Had they been conveying the wealth of Ind through the deserts of Arabia, they could not have travelled with more precaution. The nephew, with drawn sabre, rode in front; pistols at his holsters, and the usual Spanish gun slung at his saddle. Behind him tramped six men in a rank, with muskets shouldered, and each of them wore at his girdle a hatchet, which was probably intended to cleave the thieves to the brisket should they venture to come to close quarters. There were six vehicles, two of them calashes, in which latter rode the Fidalgo and his daughters; the others were covered carts, and seemed to be filled with household furniture; each of these vehicles had an armed rustic on either side; and the son, a lad about sixteen, brought up the rear with a squad equal to that of his cousin in the van. The soldiers, who by good fortune were light horse, and admirably mounted, were galloping about in all directions, for the purpose of driving the enemy from cover, should they happen to be lurking in the neighbourhood.

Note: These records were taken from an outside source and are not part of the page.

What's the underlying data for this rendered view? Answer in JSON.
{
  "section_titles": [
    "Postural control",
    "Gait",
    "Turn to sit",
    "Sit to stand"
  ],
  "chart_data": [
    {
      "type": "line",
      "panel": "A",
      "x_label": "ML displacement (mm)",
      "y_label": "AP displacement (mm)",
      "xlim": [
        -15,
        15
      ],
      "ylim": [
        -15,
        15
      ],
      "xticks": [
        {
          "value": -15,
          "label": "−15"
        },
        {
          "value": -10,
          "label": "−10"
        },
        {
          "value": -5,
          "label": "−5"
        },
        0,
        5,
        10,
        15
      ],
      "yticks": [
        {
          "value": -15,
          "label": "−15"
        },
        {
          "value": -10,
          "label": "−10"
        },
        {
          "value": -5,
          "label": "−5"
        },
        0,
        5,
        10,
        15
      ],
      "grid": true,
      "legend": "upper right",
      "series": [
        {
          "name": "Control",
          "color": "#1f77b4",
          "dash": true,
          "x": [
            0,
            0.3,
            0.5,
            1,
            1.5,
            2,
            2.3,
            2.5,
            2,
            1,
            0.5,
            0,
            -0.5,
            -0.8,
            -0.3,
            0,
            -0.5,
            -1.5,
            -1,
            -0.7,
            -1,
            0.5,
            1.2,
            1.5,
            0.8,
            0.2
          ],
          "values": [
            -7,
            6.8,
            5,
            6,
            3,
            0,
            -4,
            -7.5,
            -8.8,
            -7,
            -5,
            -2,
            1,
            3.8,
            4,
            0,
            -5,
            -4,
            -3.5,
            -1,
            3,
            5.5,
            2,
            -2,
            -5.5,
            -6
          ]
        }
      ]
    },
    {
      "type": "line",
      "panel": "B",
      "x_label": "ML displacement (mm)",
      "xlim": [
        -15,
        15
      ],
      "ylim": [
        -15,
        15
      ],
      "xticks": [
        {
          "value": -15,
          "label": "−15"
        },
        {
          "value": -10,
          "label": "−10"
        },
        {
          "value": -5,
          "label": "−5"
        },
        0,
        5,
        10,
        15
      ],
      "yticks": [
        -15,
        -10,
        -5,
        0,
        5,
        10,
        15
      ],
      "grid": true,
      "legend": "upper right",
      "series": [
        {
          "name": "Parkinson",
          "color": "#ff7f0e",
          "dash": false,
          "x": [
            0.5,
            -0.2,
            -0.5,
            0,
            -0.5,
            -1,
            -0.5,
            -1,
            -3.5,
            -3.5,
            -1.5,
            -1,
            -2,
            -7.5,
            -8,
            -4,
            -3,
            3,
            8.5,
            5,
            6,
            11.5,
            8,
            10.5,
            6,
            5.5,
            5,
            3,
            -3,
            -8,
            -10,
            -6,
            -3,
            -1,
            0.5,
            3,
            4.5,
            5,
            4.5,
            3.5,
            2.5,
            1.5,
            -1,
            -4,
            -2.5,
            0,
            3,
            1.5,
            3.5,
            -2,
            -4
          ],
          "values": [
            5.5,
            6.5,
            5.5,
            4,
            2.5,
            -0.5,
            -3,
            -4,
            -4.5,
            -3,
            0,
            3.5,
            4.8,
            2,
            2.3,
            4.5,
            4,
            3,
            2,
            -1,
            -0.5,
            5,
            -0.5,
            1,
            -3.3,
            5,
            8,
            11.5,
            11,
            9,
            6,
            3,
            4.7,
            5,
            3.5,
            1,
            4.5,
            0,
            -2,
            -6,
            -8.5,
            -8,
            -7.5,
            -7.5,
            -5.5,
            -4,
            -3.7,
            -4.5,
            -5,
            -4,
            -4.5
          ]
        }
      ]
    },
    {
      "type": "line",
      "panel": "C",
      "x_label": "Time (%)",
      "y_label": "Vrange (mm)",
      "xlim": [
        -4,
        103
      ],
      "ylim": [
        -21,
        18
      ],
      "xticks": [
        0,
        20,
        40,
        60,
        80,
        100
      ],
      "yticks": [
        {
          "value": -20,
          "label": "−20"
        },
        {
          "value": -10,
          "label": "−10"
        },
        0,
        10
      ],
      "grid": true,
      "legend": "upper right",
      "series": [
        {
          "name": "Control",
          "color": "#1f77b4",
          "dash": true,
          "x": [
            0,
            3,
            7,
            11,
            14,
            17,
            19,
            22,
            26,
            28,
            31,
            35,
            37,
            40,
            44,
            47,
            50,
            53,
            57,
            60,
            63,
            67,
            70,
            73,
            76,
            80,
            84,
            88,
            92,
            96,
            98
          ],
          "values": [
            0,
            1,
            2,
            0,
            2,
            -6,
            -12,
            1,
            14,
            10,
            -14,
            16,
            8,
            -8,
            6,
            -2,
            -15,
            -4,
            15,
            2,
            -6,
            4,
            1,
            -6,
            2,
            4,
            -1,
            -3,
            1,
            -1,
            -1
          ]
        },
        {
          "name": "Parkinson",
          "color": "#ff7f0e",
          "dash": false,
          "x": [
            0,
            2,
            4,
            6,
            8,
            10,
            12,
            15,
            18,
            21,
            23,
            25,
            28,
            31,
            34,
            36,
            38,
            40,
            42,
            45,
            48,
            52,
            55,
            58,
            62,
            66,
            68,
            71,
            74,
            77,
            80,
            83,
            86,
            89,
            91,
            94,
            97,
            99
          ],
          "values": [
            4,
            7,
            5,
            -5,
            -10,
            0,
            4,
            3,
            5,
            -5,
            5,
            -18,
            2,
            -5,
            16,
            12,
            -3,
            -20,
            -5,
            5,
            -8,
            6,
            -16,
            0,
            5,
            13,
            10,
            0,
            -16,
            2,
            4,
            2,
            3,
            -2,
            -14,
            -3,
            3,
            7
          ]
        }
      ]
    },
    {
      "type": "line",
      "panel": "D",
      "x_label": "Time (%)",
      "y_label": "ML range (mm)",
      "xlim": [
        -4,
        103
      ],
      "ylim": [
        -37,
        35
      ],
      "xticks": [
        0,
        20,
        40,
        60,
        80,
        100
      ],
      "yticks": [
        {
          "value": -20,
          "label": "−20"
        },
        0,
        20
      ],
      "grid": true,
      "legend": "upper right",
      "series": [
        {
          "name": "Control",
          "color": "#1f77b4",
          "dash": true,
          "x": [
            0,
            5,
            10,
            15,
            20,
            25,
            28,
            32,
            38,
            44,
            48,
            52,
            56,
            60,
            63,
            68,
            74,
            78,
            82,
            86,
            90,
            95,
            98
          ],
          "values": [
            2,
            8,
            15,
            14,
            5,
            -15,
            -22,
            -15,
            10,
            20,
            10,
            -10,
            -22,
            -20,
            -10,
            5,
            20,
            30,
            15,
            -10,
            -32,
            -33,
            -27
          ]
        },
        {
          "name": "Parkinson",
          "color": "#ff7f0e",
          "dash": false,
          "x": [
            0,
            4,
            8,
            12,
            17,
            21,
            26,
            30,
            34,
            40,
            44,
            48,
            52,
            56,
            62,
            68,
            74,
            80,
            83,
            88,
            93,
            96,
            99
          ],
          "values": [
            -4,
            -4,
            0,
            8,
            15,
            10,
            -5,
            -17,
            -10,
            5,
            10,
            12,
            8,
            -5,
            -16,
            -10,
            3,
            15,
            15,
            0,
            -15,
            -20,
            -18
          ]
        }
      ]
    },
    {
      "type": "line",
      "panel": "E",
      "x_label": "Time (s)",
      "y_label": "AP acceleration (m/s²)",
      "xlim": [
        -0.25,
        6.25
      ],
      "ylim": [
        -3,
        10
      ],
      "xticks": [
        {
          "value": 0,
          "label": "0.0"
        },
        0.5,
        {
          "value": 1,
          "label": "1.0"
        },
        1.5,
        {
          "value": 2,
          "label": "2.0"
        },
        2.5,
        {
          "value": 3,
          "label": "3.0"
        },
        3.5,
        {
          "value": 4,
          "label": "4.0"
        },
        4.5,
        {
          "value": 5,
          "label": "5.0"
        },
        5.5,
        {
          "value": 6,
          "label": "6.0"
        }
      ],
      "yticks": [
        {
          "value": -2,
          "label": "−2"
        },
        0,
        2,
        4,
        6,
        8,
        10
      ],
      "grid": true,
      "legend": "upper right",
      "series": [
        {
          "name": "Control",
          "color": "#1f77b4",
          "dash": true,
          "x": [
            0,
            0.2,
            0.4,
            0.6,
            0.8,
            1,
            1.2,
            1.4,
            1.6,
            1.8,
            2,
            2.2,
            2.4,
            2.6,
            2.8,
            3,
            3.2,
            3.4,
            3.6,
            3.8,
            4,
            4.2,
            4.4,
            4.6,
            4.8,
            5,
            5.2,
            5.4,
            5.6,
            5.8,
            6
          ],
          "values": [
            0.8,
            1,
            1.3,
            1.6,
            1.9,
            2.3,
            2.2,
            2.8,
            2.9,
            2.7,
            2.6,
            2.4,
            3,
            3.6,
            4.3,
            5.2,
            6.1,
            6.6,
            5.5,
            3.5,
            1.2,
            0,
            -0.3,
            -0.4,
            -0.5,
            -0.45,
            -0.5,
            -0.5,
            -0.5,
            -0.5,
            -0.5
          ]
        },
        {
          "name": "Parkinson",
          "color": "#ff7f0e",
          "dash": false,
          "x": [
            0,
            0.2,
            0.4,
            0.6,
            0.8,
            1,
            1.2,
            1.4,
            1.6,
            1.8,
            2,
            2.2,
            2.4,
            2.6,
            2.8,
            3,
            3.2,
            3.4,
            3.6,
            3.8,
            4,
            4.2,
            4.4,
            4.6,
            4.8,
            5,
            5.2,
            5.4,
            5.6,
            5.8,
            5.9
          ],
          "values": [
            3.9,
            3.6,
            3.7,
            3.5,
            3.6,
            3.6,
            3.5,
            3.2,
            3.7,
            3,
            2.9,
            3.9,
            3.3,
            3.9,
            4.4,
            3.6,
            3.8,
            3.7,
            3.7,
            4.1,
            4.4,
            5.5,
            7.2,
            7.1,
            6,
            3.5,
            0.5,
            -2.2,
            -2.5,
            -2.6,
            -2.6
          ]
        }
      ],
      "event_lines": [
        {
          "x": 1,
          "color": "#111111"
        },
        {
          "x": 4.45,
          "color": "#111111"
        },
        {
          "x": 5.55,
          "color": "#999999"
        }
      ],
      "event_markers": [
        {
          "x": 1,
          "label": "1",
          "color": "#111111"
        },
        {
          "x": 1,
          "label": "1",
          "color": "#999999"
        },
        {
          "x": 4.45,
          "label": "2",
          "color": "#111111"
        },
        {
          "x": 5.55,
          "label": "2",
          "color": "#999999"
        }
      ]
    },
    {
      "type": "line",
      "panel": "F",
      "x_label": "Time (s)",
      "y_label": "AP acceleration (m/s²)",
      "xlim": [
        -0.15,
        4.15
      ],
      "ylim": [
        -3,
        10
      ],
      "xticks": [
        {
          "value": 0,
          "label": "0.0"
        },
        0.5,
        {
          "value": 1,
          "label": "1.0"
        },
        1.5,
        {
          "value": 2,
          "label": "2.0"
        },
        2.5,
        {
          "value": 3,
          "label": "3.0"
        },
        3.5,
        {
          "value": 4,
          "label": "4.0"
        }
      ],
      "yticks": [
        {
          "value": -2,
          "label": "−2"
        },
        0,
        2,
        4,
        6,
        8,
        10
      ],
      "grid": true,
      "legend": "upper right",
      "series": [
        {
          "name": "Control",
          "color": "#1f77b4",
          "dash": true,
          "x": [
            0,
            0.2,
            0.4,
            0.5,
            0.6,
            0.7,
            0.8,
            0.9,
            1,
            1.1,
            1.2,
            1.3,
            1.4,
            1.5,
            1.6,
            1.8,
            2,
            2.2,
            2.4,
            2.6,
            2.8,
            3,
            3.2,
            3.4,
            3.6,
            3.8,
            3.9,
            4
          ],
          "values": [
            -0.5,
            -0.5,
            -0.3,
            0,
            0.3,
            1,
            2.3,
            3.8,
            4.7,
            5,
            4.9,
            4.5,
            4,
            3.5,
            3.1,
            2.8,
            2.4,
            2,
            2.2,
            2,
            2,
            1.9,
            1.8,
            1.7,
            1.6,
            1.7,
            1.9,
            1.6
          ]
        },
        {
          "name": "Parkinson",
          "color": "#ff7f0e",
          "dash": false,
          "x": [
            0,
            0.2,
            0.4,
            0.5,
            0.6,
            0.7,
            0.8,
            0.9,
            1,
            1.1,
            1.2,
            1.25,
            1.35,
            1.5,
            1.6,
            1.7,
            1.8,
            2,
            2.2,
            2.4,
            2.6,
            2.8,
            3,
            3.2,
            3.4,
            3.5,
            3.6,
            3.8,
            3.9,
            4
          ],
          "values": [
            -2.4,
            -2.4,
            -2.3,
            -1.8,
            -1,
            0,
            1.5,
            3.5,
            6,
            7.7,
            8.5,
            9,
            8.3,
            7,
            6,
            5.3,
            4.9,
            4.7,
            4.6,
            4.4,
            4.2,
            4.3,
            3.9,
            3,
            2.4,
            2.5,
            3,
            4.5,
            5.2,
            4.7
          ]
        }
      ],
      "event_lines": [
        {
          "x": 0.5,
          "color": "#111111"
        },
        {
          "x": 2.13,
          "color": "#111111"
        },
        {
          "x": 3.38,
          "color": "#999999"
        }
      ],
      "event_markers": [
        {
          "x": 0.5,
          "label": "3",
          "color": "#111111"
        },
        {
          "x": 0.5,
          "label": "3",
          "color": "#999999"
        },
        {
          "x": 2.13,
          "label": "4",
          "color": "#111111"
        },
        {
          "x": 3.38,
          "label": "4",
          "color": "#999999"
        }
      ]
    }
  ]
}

I could not help thinking as I passed by, that this martial array was very injudicious, for though it was calculated to awe plunderers, it was likewise calculated to allure them, as it seemed to hint that immense wealth was passing through their territories. I do not know how the soldiers and rustics would have behaved in case of an attack; but am inclined to believe that if three such men as Richard Turpin had suddenly galloped forth from behind one of the bush-covered knolls, neither the numbers nor resistance opposed to them would have prevented them from bearing away the contents of the strong box jingling in their saddlebags.
From this moment nothing worthy of relating occurred till our arrival at Aldea Gallega, where we passed the night, and next morning at three o’clock embarked in the passage-boat for Lisbon, where we arrived at eight — and thus terminates my first wandering in the Alemtejo.